Her voice trembled, and she reached up to dash a tear from her cheek. “When I think of things like that, it’s a miracle you came back to find me at all, because I certainly don’t deserve your love.”
“Oh, Jess.” His own voice shook as he gathered her close and leaned down until their foreheads touched. “If you don’t deserve my love, then I don’t deserve yours either.”
“Mine’s barely worth having, as selfish as it is.”
“I’m not nearly so ready to say your love doesn’t matter. You were the only person who ever looked at me and saw potential, a future, what I could be instead of where I’d come from. To everyone else, I was the son of the town drunk or a piece of immigrant trash. But not to you, never to you.”
“No, instead you were a workhorse I whipped when you didn’t bring home enough money.” Another tear slipped down her cheek, but rather than wipe it away, she left it to glitter in the lantern light.
He pressed his lips to her skin, absorbing the little bead of moisture. “It wasn’t quite that bad. Even now, you see my scars as a testimony rather than a scourge.”
“Maybe. But there’s so much else I should have done differently.”
“We both did wrong. We both need to forgive.”
“I forgive you, Thomas, for all of it. I just hope you’ll forgive me too.”

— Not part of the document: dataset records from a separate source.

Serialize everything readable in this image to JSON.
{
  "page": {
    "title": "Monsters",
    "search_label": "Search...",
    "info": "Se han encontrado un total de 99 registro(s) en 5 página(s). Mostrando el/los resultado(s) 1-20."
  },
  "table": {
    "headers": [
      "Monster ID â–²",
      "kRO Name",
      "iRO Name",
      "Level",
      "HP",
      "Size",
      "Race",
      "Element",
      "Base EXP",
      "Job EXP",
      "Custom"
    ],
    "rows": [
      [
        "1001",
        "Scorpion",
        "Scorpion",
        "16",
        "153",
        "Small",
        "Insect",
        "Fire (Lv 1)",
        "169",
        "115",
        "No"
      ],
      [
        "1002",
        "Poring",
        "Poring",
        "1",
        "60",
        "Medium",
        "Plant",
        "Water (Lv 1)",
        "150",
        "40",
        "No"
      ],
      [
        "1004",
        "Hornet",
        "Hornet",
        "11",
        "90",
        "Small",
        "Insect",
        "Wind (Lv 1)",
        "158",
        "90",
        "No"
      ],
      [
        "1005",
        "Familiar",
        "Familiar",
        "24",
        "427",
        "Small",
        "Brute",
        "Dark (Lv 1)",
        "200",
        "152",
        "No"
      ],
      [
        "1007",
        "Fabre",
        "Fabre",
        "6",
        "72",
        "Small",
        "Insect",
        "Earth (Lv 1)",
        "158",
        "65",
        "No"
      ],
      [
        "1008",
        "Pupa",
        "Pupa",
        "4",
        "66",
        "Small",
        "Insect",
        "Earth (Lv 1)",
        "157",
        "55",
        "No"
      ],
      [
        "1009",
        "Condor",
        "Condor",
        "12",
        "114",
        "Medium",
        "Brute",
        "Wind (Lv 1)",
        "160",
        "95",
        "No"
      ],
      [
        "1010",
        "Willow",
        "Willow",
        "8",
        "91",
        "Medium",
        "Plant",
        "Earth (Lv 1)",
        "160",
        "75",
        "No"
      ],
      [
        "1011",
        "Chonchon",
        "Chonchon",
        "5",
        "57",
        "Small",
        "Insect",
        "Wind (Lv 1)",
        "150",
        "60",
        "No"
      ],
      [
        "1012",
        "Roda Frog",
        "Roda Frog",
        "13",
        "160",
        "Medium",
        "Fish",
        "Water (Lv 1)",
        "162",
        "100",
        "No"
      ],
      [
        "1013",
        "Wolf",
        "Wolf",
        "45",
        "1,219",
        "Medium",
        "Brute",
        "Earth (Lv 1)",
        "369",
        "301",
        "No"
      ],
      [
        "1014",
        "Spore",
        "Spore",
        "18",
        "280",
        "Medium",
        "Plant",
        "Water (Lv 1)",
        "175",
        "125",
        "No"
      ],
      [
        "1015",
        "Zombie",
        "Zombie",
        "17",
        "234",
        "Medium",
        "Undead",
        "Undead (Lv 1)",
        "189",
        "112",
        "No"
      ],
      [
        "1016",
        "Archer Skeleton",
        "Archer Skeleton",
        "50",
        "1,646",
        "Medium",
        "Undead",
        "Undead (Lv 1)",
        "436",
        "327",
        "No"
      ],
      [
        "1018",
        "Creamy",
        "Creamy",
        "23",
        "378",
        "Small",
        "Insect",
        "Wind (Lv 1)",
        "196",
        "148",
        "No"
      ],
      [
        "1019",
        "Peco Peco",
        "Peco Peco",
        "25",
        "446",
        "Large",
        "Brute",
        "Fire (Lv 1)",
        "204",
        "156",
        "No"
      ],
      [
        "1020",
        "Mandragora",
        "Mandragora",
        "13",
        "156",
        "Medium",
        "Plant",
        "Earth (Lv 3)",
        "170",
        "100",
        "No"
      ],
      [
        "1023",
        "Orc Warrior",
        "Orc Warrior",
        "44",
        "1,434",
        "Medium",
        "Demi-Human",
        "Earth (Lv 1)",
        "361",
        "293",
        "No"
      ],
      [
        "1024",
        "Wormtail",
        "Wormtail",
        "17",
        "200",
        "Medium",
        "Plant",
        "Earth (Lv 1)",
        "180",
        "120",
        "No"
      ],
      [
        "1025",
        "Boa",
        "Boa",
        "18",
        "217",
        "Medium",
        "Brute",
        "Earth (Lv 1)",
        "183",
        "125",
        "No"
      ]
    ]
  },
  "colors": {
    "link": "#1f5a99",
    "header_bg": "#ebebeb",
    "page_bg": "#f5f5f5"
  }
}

“Everything’s already forgiven, angel.” He drew her head down to his chest, cradling it against the very scar he’d hesitated to show her. This must be what forgiveness did, not take away a person’s scars so much as overlook them, make them not matter anymore.
She sighed and wrapped her arms around him, and he held her there, in the middle of the room beneath the flicker of lantern light early on Christmas morning.
He’d have stood there with her until dawn arrived in a handful of hours, but she shifted eventually, turning in his arms until her lips brushed the mangled skin of his shoulder.
He stilled, the gesture somehow more intimate than all the kisses they’d shared before, even the ones that had led to their three daughters. Then her lips traveled higher on his shoulder, then to his neck. The underside of his jaw.
“Jess,” he groaned. “What are you doing?”
“Loving you. The way a wife is supposed to love her husband.” She was standing on her tiptoes now, but still not quite able to reach his cheek.
He leaned down and let her soft lips brush the side of his face. “Let me love you back. Tonight, in our bed. Like a husband is supposed to love his wife.”
She broke her kisses and looked up, her eyes large and luminous. “That seems like the best Christmas present you could give me.”
Chapter Twenty-Two
“Stockings?” Claire wrinkled her nose at the gift in her father’s hand. “Ma got you stockings?”
Heat crept up the back of Jessalyn’s neck. It had seemed like a good present the other week at the mercantile. But after what she and Thomas had shared last night…
She glanced over her shoulder at the bedroom door. The gift didn’t seem like nearly enough for the man who’d spent last night loving her. Nor did the gift seem like enough for the man who’d come back to protect her and their daughters after nearly dying in an abandoned mine shaft.
Her second present wasn’t going to seem like enough either. And what would he say about her third present—she reached into her pocket and fingered the rough object resting inside—if she even had the courage to give it to him?
“I suppose she did get me stockings.” Thomas turned the black hosiery over in his hand before looking up at her.
Jessalyn swallowed. It didn’t matter that she stood near the sofa while he was on the other side of the room by the window. He may as well have added ten logs to the fire with the way his gaze made her skin burn.
“Don’t worry though.” A slow smile tilted his lips, and he winked. Actually winked. As though they were school children and he’d just offered to share his lunch with her. “That’s not the only present she gave me.”
Oh dear heavens. Her neck flamed. Did the girls know what their father was talking about? She glanced at Olivia, laying on the couch with a hand pressed to her ear, probably in too much pain to even remember what her father had said. Claire and Megan were on the floor by Thomas’s feet, playing with the ribbons they’d opened a few minutes ago.
Olivia repositioned her hand over her ear and let out a small groan.
“Have another sip of tea, dear.” Jessalyn bent and held the mug of bitter willow bark tea to her oldest daughter’s mouth. The poor girl had gone over a month without an earache, only to wake up on Christmas morning with one so severe she had trouble walking.
“I got a ribbon, see?” Megan held up the strip of shiny pink fabric, then looked around, a frown creeping onto her face. “Where’s my new dress to match the ribbon?”
“I don’t have a dress for you this year. Remember how the shop burned?” She’d already explained they’d be short on presents, but evidently Megan hadn’t understood what she’d been saying.